The engineer, who survived, has been identified as Brandon Bostian of Queens, New York.

This morning authorities are still combing through the wreckage in an attempt to find passengers.  Seven have been confirmed dead; more than 230 on board were injured.

Among the dead are several residents of New York and New Jersey.  ApprenNet CEO Rachel Jacobs and U.S. Naval Academy Midshipman Justin Zemser were killed in the crash.

Not all passengers suspected on board the train have yet been accounted for.  Among them is Ecolab executive Bob Gildersleeve.  It is still not known for certain whether or not Gildersleeve was even on the train when it derailed.

And, as rescue crews continue to pick through crash rubble and debris, Congress is trying to stave off the potential for a legislative mess of its own.  On Wednesday a House Appropriations Committee hearing was held over proposed funding cuts to Amtrak. Associated Press writer Andrew Taylor reported that the GOP-controlled committee rejected attempts by Democrats to boost spending for Amtrak by more than $1 billion.  Of that $556 million was earmarked for the northeast corridor.  The vote on the bill, which would cut Amtrak's budget by $251 million to $1.1 billion, was 30-21 along party lines.

After the vote The Washington Post quoted members responding to both the tragedy and the vote on Amtrak appropriations.  Senator Bill Nelson, A Democrat from Florida, said, "Our heart goes out to the victims.

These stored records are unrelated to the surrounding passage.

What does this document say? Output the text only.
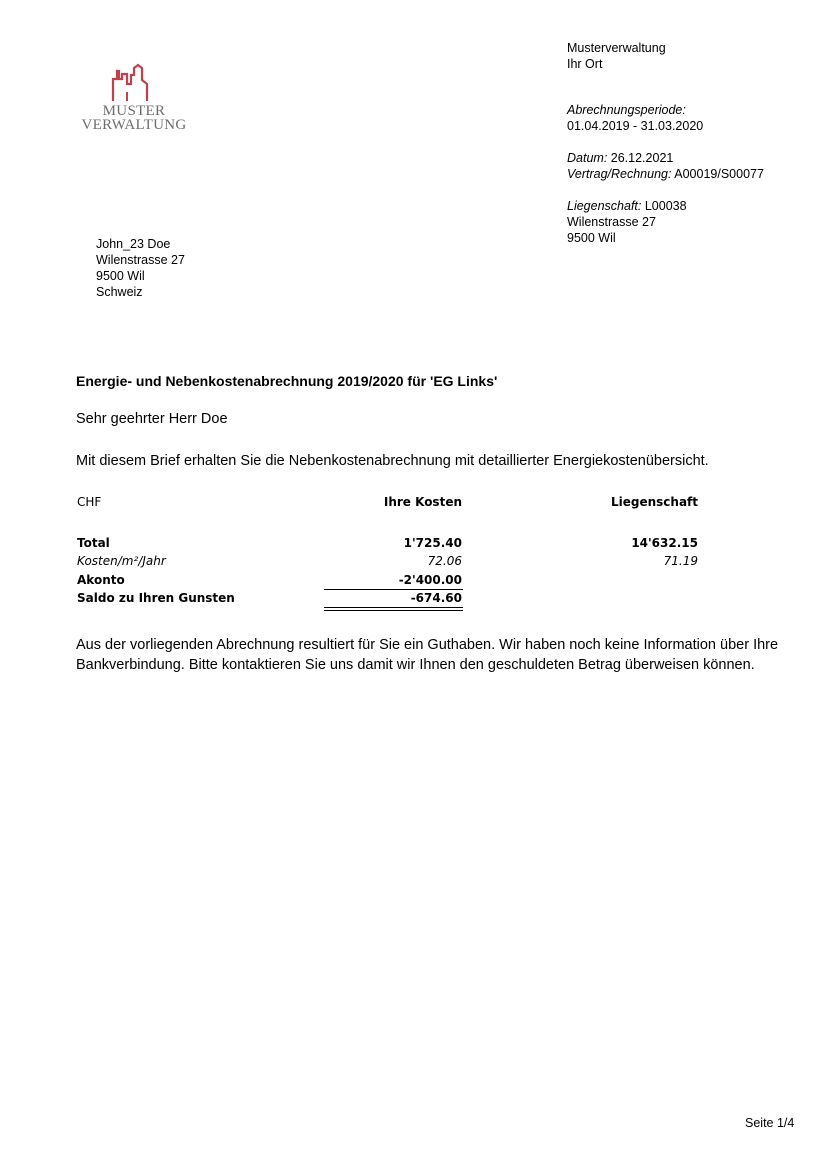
MUSTER
VERWALTUNG
Musterverwaltung
Ihr Ort
Abrechnungsperiode:
01.04.2019 - 31.03.2020
Datum: 26.12.2021
Vertrag/Rechnung: A00019/S00077
Liegenschaft: L00038
Wilenstrasse 27
9500 Wil
John_23 Doe
Wilenstrasse 27
9500 Wil
Schweiz
Energie- und Nebenkostenabrechnung 2019/2020 für 'EG Links'
Sehr geehrter Herr Doe
Mit diesem Brief erhalten Sie die Nebenkostenabrechnung mit detaillierter Energiekostenübersicht.
CHF	Ihre Kosten	Liegenschaft
Total	1'725.40	14'632.15
Kosten/m²/Jahr	72.06	71.19
Akonto	-2'400.00
Saldo zu Ihren Gunsten	-674.60
Aus der vorliegenden Abrechnung resultiert für Sie ein Guthaben. Wir haben noch keine Information über Ihre Bankverbindung. Bitte kontaktieren Sie uns damit wir Ihnen den geschuldeten Betrag überweisen können.
Seite 1/4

But, at the same time, we’ve got to look to the future, and we’ve got to get our . . . collective heads out of the sand and start producing the funding for infrastructure investment.”  Republican Senator Mike Simpson from Idaho said, "You have no idea what caused this accident...Don't use this tragedy in that way — it was beneath you.”

While Congress debates Amtrak's money issues, emergency crews will continue to work at the scene of the accident, in an effort to determine why the train was allowed to reach a speed which was twice that at which it was supposed to be travelling.